Cheetham also brings in professionals to give talks. Not just about how to raise grandkids, but how grandmas can keep themselves healthy, too. That’s important for aging people who have to chase toddlers at a stage of life when most people are slowing down and taking it easy.
"If they come in and say, 'Well, Brenda, I want to know about diabetes, can you get a nurse to come in? Can you get a lawyer that deals with seniors? Then I try to find a lawyer."
A recent study showed that grandparents’ health initially declines when they take in grandkids, probably due to the jolt of activity and stress that kids bring. But if grandparents find the resilience — and support — to stick it out, the study said their health actually improves over what it was pre-kids.
Peggy Ellen Faulkner has a theory about why.

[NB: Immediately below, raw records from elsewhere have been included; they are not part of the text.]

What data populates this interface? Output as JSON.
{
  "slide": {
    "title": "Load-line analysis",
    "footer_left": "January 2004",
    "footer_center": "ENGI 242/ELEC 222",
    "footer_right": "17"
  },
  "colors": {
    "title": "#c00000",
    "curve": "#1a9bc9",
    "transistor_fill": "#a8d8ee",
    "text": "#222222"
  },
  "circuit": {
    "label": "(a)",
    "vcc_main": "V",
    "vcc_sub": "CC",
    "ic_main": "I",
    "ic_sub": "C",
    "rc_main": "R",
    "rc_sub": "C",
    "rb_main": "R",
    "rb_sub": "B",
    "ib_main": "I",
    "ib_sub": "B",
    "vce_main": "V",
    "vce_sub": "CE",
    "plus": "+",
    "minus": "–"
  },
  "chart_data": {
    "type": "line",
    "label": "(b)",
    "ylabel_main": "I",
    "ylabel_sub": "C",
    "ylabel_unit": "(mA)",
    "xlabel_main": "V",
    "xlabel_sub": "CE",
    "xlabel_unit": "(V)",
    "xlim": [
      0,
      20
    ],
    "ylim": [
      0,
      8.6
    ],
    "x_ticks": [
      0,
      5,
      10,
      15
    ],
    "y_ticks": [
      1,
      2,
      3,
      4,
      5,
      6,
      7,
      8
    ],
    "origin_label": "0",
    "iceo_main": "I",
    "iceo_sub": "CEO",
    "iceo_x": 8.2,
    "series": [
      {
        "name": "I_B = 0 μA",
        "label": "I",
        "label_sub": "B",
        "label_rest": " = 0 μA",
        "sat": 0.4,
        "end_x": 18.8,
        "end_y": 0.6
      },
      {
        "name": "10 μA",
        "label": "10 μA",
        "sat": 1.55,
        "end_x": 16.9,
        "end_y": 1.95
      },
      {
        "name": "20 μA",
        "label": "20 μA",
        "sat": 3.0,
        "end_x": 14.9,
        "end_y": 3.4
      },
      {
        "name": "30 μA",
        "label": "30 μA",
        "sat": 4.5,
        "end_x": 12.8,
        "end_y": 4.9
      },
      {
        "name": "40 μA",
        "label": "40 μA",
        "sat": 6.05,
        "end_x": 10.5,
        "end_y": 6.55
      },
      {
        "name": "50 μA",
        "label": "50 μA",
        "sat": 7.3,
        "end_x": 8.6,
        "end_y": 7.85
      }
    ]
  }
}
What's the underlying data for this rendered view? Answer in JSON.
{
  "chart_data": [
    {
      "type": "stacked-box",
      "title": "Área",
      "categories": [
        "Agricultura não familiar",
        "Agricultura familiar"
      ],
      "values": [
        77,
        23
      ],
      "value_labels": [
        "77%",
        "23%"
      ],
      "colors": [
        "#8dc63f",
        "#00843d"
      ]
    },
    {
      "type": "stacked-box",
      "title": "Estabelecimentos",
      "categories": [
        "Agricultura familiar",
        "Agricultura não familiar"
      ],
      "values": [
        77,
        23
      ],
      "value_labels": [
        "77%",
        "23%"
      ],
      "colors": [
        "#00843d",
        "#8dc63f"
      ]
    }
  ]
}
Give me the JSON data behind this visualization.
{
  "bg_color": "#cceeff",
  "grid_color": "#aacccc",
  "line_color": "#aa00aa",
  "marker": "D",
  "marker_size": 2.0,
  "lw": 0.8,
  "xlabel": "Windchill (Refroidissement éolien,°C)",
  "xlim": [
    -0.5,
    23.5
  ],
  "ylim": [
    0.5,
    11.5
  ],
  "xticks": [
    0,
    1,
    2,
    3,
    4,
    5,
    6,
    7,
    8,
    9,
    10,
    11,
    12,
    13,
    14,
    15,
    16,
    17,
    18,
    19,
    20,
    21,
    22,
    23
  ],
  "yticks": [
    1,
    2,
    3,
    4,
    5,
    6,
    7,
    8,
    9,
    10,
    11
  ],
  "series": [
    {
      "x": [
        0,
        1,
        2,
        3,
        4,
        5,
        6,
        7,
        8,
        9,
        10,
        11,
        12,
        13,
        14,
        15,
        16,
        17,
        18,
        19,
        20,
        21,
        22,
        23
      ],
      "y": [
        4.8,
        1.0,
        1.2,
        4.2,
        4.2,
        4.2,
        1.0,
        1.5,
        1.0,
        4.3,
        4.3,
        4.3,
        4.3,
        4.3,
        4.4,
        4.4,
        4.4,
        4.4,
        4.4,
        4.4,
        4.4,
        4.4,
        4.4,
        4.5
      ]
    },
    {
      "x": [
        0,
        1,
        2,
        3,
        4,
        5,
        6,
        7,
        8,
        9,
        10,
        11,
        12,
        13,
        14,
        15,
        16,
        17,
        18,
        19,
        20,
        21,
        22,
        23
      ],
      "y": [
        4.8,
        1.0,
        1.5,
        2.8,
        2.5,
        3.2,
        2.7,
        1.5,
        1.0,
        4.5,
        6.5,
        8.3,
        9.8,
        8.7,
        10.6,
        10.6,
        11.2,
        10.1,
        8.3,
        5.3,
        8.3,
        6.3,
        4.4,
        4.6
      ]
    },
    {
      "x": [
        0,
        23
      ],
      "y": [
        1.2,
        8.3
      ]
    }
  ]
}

"If you sit down and do nothing, I found out, you waste away," she says. "Not just physically but mentally. So with them around, physically I had to move around, but then I always needed to be thinking, reading things, teaching them."
Resting and doing nothing may have sounded good, she says, but the reality may have been far different.
"I’m glad they’re here," she says. "They’re gorgeous, they’re beautiful, they need me — and I need them."
And for all the times when they, or their teachers, are driving her crazy — or when she’s just feeling lonely — she says she needs the Grandmothers Club, too.